The Roma are a large and heterogeneous diaspora. Having migrated from the Indian subcontinent in the eleventh century and then dispersed into multiple countries across Europe, they have been subject to persecution and enslavement and dispossessed through a spatial order that manifests itself in border controls, immigration legislations, internal hierarchies of citizenship and property rights.
The Roma’s distinctive cultural identity and resistance to assimilation, patterns of migration predicated on labour routes, and ongoing segregation and exclusion from dominant cultures, have led to the exoticization and vilification of the Roma as ‘nomadic’ peoples. For decades, the media has been depicting the Roma’s alleged nomadic behaviour both as a dangerous criminal pathology risking the security of the nation-state and as a manifestation of an ahistorical, romantic, wandering outlaw stereotype.
This nomadic myth has enabled regimes of power to pass legislation that prohibits Romany groups from stopping anywhere, thus enacting a grid of belonging that seemingly exorcizes the Roma, constructing this minority group as those who simply cannot fit.
roma communities across europe and beyond
A report by the Institute for Public Policy Research into the implications of Brexit for Roma communities found that the group faced a “triple whammy of challenges” following June’s referendum on Britain’s membership of the EU. In addition, the introduction of Public Space Protection Orders in 2014 has meant that native Gypsy and Traveller communities face an even more extensive imposition of prohibitions on how to use and gain access to space. This prohibition engages article 8 of the Convention in the guidance (the right to respect for private and family life and home) and establishes the notion of certain places which are out of bounds to some members of the community.
In France, a series of forced evictions have expelled over 11,000 Romani people in 2016 alone, in so called “evacuations” which are less about moving families to safety than into further situations of vulnerability in slums or onto the street. In Italy, a state of what the European Roma Rights Centre calls undeclared apartheid exists for the Romani people, resulting in forced evictions, housing discrimination and inadequate housing conditions. Outside of Europe, similar practices of racial profiling and prohibition of access to space have been identified in Canada, for example, where restrictions against migrants with Roma ethnicity have been put in place by consecutive governments.
David Morley’s Patrìn
The word patrìn means “leaf”, “paper”, and “trail sign” in Romany. In his poem Patrìn (from the collection The Invisible Kings), English poet and critic David Morley highlights the concept of space as that which is produced, marked and bound through the use of alliteration. The poem also emphasizes the double meaning of patrìn as both a means to mark the direction of travel as well as a form of communication between Roma “for passing on news”, “using prearranged forms, patterns”, “or permutations”. Morley’s use of enjambment establishes the sense of a continuing journey without end. Yet the physical shape of the poem on the page replicates the image of two leaves, isolated, defined and contained against the blank white space of the background.
Simply, a page
yet it also means a leaf
or permutations of these
using prearranged forms, patterns.
Bark-binds used for passing on news,
often grids of branches or leaf-twists
that tell others of their direction.
The marker used by Roma:
pyatrin, or sikaimasko,
The repetition and reversal of the phrases referring to “prearranged forms, patterns” and the “marker used by Roma: pyatrin, or sikaimasko, or pateran” across the two stanzas creates a mirroring affect in which the poem itself also can be said to take shape as the imprint of a leaf form, reflecting a definitive delineation of temporal location – a “leaf-twist” here, a “grid” of cartographical emplacement replicated in perpetuity on the page.

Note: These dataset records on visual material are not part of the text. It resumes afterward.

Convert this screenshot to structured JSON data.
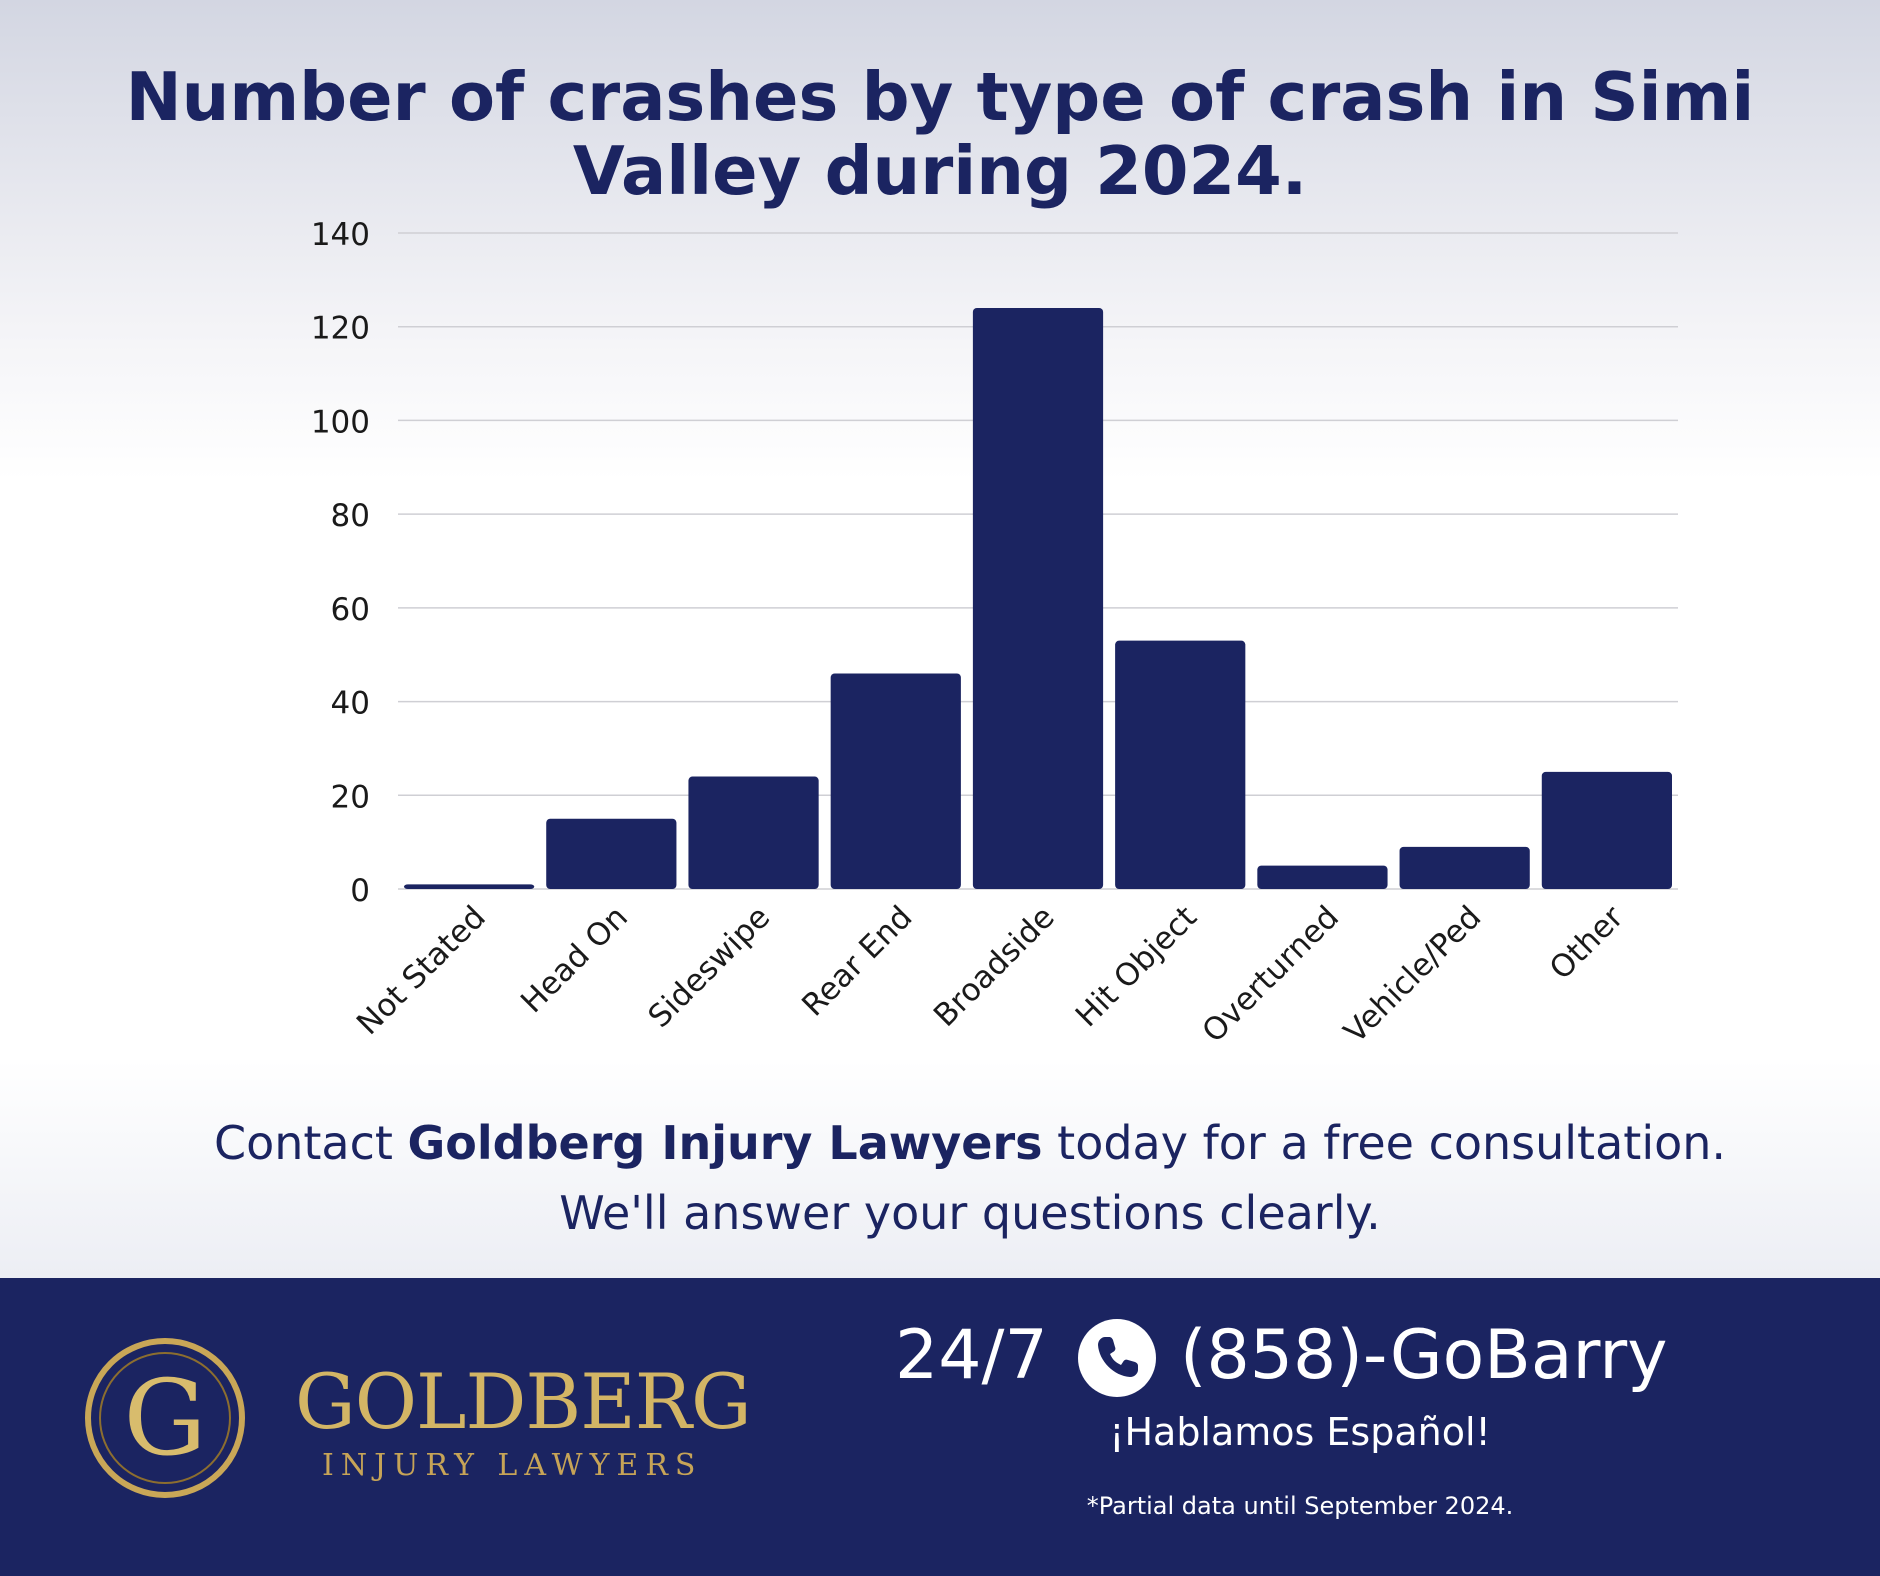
{
  "chart_data": {
    "type": "bar",
    "title": "Number of crashes by type of crash in Simi Valley during 2024.",
    "xlabel": "",
    "ylabel": "",
    "categories": [
      "Not Stated",
      "Head On",
      "Sideswipe",
      "Rear End",
      "Broadside",
      "Hit Object",
      "Overturned",
      "Vehicle/Ped",
      "Other"
    ],
    "values": [
      1,
      15,
      24,
      46,
      124,
      53,
      5,
      9,
      25
    ],
    "ylim": [
      0,
      140
    ],
    "yticks": [
      0,
      20,
      40,
      60,
      80,
      100,
      120,
      140
    ],
    "grid": true,
    "legend": "none",
    "bar_color": "#1b2461"
  },
  "contact": {
    "line1_prefix": "Contact ",
    "line1_bold": "Goldberg Injury Lawyers",
    "line1_suffix": " today for a free consultation.",
    "line2": "We'll answer your questions clearly."
  },
  "footer": {
    "logo_letter": "G",
    "brand_name": "GOLDBERG",
    "brand_sub": "INJURY LAWYERS",
    "hours": "24/7",
    "phone_icon": "phone-icon",
    "phone": "(858)-GoBarry",
    "espanol": "¡Hablamos Español!",
    "note": "*Partial data until September 2024.",
    "background_color": "#1b2461",
    "gold_color": "#c9a757"
  }
}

At the same time, the poem can be read as an indication of transience, as the recognition that a leaf that can also be “simply, a page”, nature turning in on itself in metamorphosis whilst those who mark it leave only a dialogic echo of their presence. This reading of space as malleable and produced by those rendered outsiders demonstrates a form of belonging to space which does not rely on limited definitions of territorial citizenship to engage with the spaces through which we move.
“Space is always being produced by all of us, not just those with the mandate to demand bigger walls.”
Despite the insidious intrusion of the border and the rhetoric of governments on who gets to have access to certain spaces and who can never belong, those of us who seek to resist this narrative must first argue, in contrast, that space is never fixed, and the spacing of territory is defined through its dynamic exchange of colliding interrelations. It is always being produced by all of us, not just those with the mandate to demand bigger walls or insist upon punitive treatment for those defined as strangers or outsiders.
To read space through this particular lens forces us to rethink how legal space is effectively framed, and deconstructs its neutrality as a fiction of non-belonging. The conceptual interpretation of space in an era of regressive border incursions into all kinds of everyday spaces challenges these restrictive definitions of exclusionary spaces of belonging, asking instead how all of us shape, mark and reinvent the spaces we are in today.